A mitochondria-targeting and G-quadruplex structure-binding ligand inducing calcium overload and ferroptosis in human cancer cells

Abstract

Background and Purpose: Regulation of mitochondrial calcium overload and ferroptosis with mitochondria-targeting ligands is an attractive anticancer strategy but it remains a challenge. The aim of the present study was to demonstrate that a mitochondria-targeting and mtDNA G-quadruplex-binding ligand, BYB, induced mitochondrial calcium overload and ferroptosis in HeLa cells and showed potent in vitro and in vivo anticancer activity. Experimental Approach: Cellular functions and molecular mechanism were studied using cell viability assay, live-cell imaging, western blotting, immunofluorescence, cell uptake, cell cycle arrest and apoptosis analysis, mitochondrial metabolism analysis, Comet assay, and wound-healing analysis. Pharmacokinetic studies were conducted in rat. In vivo antitumor activity was studied in a cervical cancer HeLa cell xenograft mouse model. Key Results: Cellular results showed that BYB induced mitochondrial calcium overload, attributed to ligand-induced mitochondrial dysfunction via the mechanism of inhibiting mitochondrial DNA replication and transcription.
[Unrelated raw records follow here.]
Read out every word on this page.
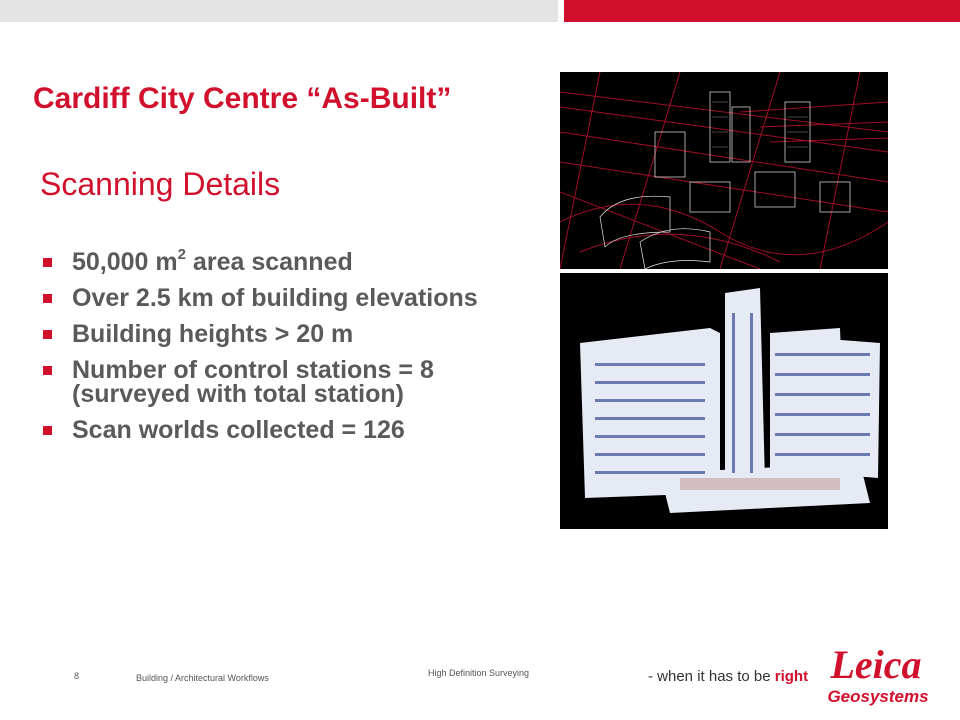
Cardiff City Centre “As-Built”
Scanning Details
50,000 $m^2$ area scanned
Over 2.5 km of building elevations
Building heights > 20 m
Number of control stations = 8 (surveyed with total station)
Scan worlds collected = 126
8	Building / Architectural Workflows	High Definition Surveying	- when it has to be right Leica
Geosystems
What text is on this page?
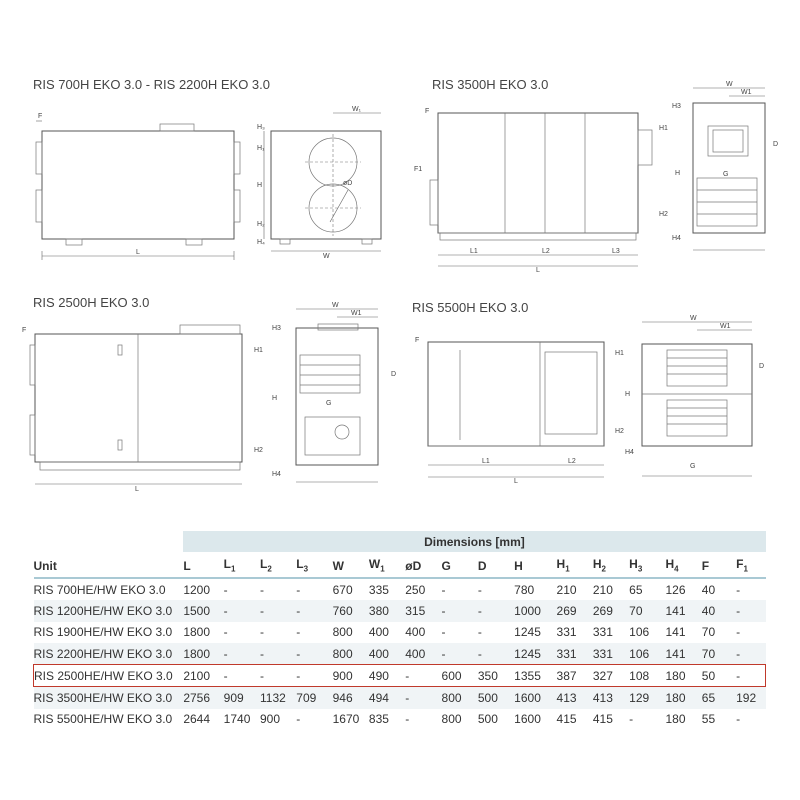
RIS 700H EKO 3.0 - RIS 2200H EKO 3.0	RIS 3500H EKO 3.0
RIS 2500H EKO 3.0	RIS 5500H EKO 3.0
L
F
øD
H₃
H₁
H
H₂
H₄
W
W₁
L1	L2	L3
L
F
F1
W
W1
H3
H1
H
H2
H4
D
G
L
F
W
W1
H3
H1
H
H2
H4
D
G
L1	L2
L
F
W
W1
H1
H
H2
H4
D
G
	Dimensions [mm]															
Unit	L	$L_1$	$L_2$	$L_3$	W	$W_1$	øD	G	D	H	$H_1$	$H_2$	$H_3$	$H_4$	F	$F_1$
RIS 700HE/HW EKO 3.0	1200	-	-	-	670	335	250	-	-	780	210	210	65	126	40	-
RIS 1200HE/HW EKO 3.0	1500	-	-	-	760	380	315	-	-	1000	269	269	70	141	40	-
RIS 1900HE/HW EKO 3.0	1800	-	-	-	800	400	400	-	-	1245	331	331	106	141	70	-
RIS 2200HE/HW EKO 3.0	1800	-	-	-	800	400	400	-	-	1245	331	331	106	141	70	-
RIS 2500HE/HW EKO 3.0	2100	-	-	-	900	490	-	600	350	1355	387	327	108	180	50	-
RIS 3500HE/HW EKO 3.0	2756	909	1132	709	946	494	-	800	500	1600	413	413	129	180	65	192
RIS 5500HE/HW EKO 3.0	2644	1740	900	-	1670	835	-	800	500	1600	415	415	-	180	55	-
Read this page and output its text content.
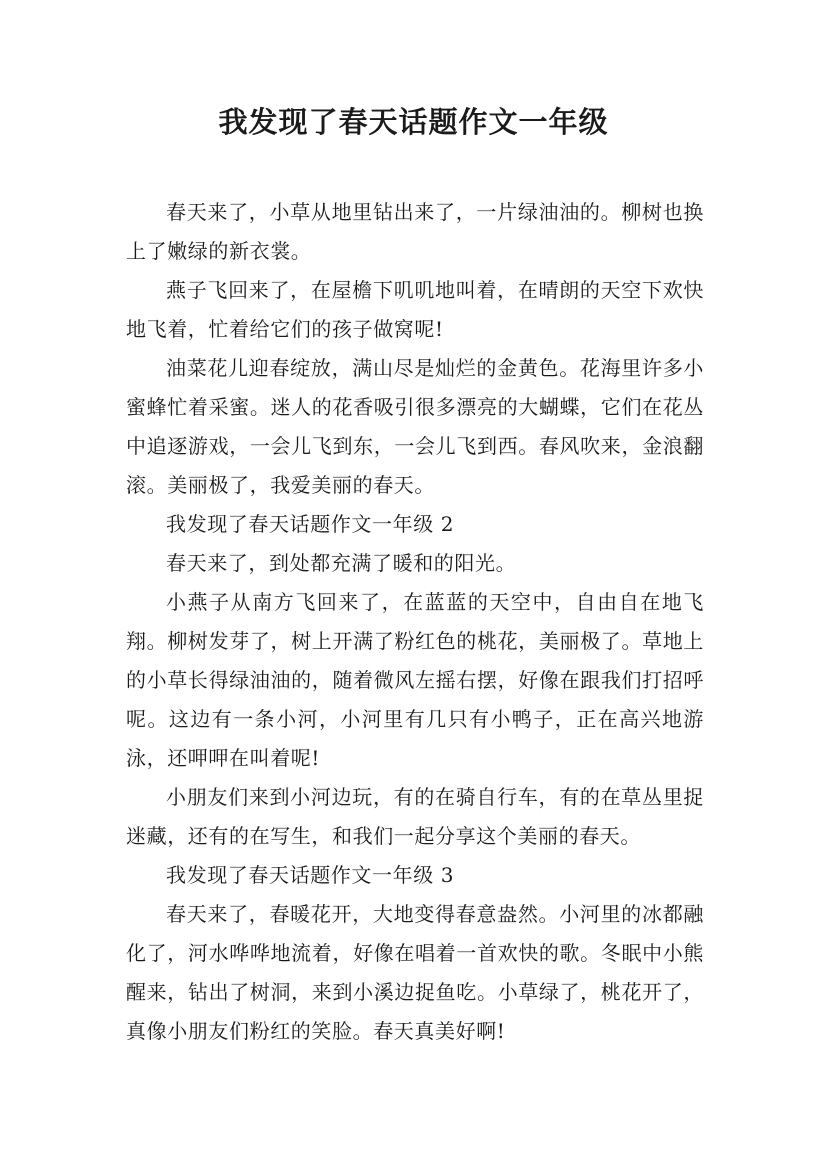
我发现了春天话题作文一年级

春天来了，小草从地里钻出来了，一片绿油油的。柳树也换上了嫩绿的新衣裳。

燕子飞回来了，在屋檐下叽叽地叫着，在晴朗的天空下欢快地飞着，忙着给它们的孩子做窝呢!

油菜花儿迎春绽放，满山尽是灿烂的金黄色。花海里许多小蜜蜂忙着采蜜。迷人的花香吸引很多漂亮的大蝴蝶，它们在花丛中追逐游戏，一会儿飞到东，一会儿飞到西。春风吹来，金浪翻滚。美丽极了，我爱美丽的春天。

我发现了春天话题作文一年级 2

春天来了，到处都充满了暖和的阳光。

小燕子从南方飞回来了，在蓝蓝的天空中，自由自在地飞翔。柳树发芽了，树上开满了粉红色的桃花，美丽极了。草地上的小草长得绿油油的，随着微风左摇右摆，好像在跟我们打招呼呢。这边有一条小河，小河里有几只有小鸭子，正在高兴地游泳，还呷呷在叫着呢!

小朋友们来到小河边玩，有的在骑自行车，有的在草丛里捉迷藏，还有的在写生，和我们一起分享这个美丽的春天。

我发现了春天话题作文一年级 3

春天来了，春暖花开，大地变得春意盎然。小河里的冰都融化了，河水哗哗地流着，好像在唱着一首欢快的歌。冬眠中小熊醒来，钻出了树洞，来到小溪边捉鱼吃。小草绿了，桃花开了，真像小朋友们粉红的笑脸。春天真美好啊!
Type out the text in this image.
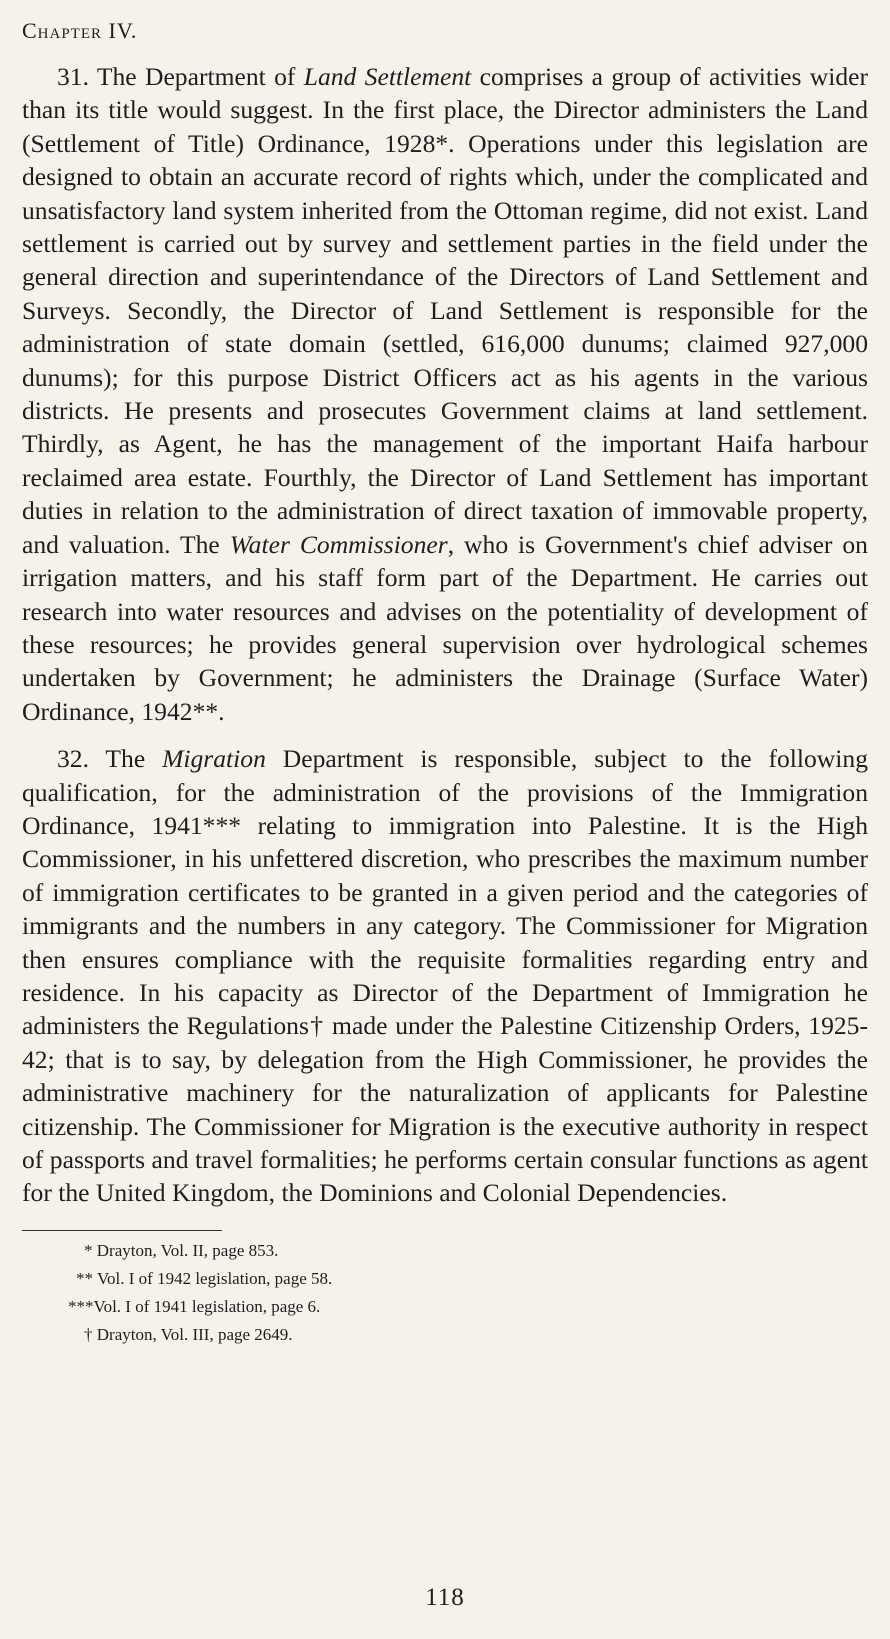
Chapter IV.

31. The Department of Land Settlement comprises a group of activities wider than its title would suggest. In the first place, the Director administers the Land (Settlement of Title) Ordinance, 1928*. Operations under this legislation are designed to obtain an accurate record of rights which, under the complicated and unsatisfactory land system inherited from the Ottoman regime, did not exist. Land settlement is carried out by survey and settlement parties in the field under the general direction and superintendance of the Directors of Land Settlement and Surveys. Secondly, the Director of Land Settlement is responsible for the administration of state domain (settled, 616,000 dunums; claimed 927,000 dunums); for this purpose District Officers act as his agents in the various districts. He presents and prosecutes Government claims at land settlement. Thirdly, as Agent, he has the management of the important Haifa harbour reclaimed area estate. Fourthly, the Director of Land Settlement has important duties in relation to the administration of direct taxation of immovable property, and valuation. The Water Commissioner, who is Government's chief adviser on irrigation matters, and his staff form part of the Department. He carries out research into water resources and advises on the potentiality of development of these resources; he provides general supervision over hydrological schemes undertaken by Government; he administers the Drainage (Surface Water) Ordinance, 1942**.

32. The Migration Department is responsible, subject to the following qualification, for the administration of the provisions of the Immigration Ordinance, 1941*** relating to immigration into Palestine. It is the High Commissioner, in his unfettered discretion, who prescribes the maximum number of immigration certificates to be granted in a given period and the categories of immigrants and the numbers in any category. The Commissioner for Migration then ensures compliance with the requisite formalities regarding entry and residence. In his capacity as Director of the Department of Immigration he administers the Regulations† made under the Palestine Citizenship Orders, 1925-42; that is to say, by delegation from the High Commissioner, he provides the administrative machinery for the naturalization of applicants for Palestine citizenship. The Commissioner for Migration is the executive authority in respect of passports and travel formalities; he performs certain consular functions as agent for the United Kingdom, the Dominions and Colonial Dependencies.

* Drayton, Vol. II, page 853.
** Vol. I of 1942 legislation, page 58.
***Vol. I of 1941 legislation, page 6.
† Drayton, Vol. III, page 2649.
118
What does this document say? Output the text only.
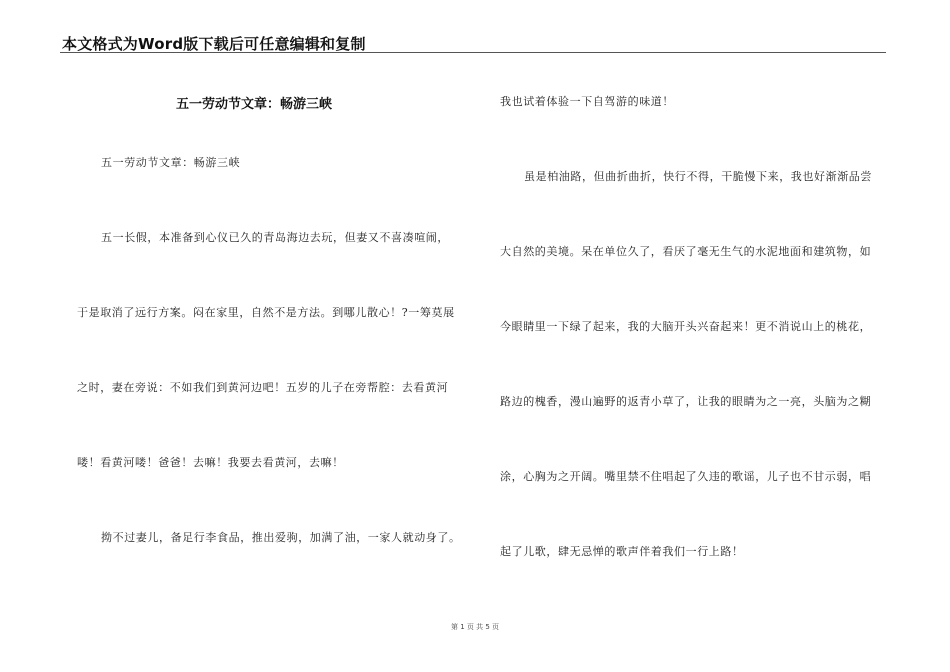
本文格式为Word版下载后可任意编辑和复制
五一劳动节文章：畅游三峡
五一劳动节文章：畅游三峡
五一长假，本准备到心仪已久的青岛海边去玩，但妻又不喜凑喧闹，
于是取消了远行方案。闷在家里，自然不是方法。到哪儿散心！?一筹莫展
之时，妻在旁说：不如我们到黄河边吧！五岁的儿子在旁帮腔：去看黄河
喽！看黄河喽！爸爸！去嘛！我要去看黄河，去嘛！
拗不过妻儿，备足行李食品，推出爱驹，加满了油，一家人就动身了。
我也试着体验一下自驾游的味道！
虽是柏油路，但曲折曲折，快行不得，干脆慢下来，我也好渐渐品尝
大自然的美境。呆在单位久了，看厌了毫无生气的水泥地面和建筑物，如
今眼睛里一下绿了起来，我的大脑开头兴奋起来！更不消说山上的桃花，
路边的槐香，漫山遍野的返青小草了，让我的眼睛为之一亮，头脑为之糊
涂，心胸为之开阔。嘴里禁不住唱起了久违的歌谣，儿子也不甘示弱，唱
起了儿歌，肆无忌惮的歌声伴着我们一行上路！
第 1 页 共 5 页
The expression of respiratory chain complexes was markedly downregulated in BYB-treated HeLa cells. The respiratory chain function was also dysregulated. Mitophagy and mitochondrial calcium overload were induced in BYB-treated HeLa cells. Mitochondrial calcium overload markedly induced mtROS production. The induced mtDNA stress activated cGAS-STING pathway, leading to autophagy-dependent ferroptosis. The antitumour efficacy of BYB, evaluated in a HeLa tumour xenograft mouse model, achieved over 60% tumour weight reduction. Conclusion and Implications: BYB, via targeting mitochondria and mtDNA G-quadruplexes, induced mitochondrial calcium overload and ferroptosis, exhibited high in vivo antitumour efficacy and low toxicity. It shows high potential to be a mitochondria-targeting lead compound for chemical biology and drug discovery. Graphical abstract: [Figure not available: see fulltext.]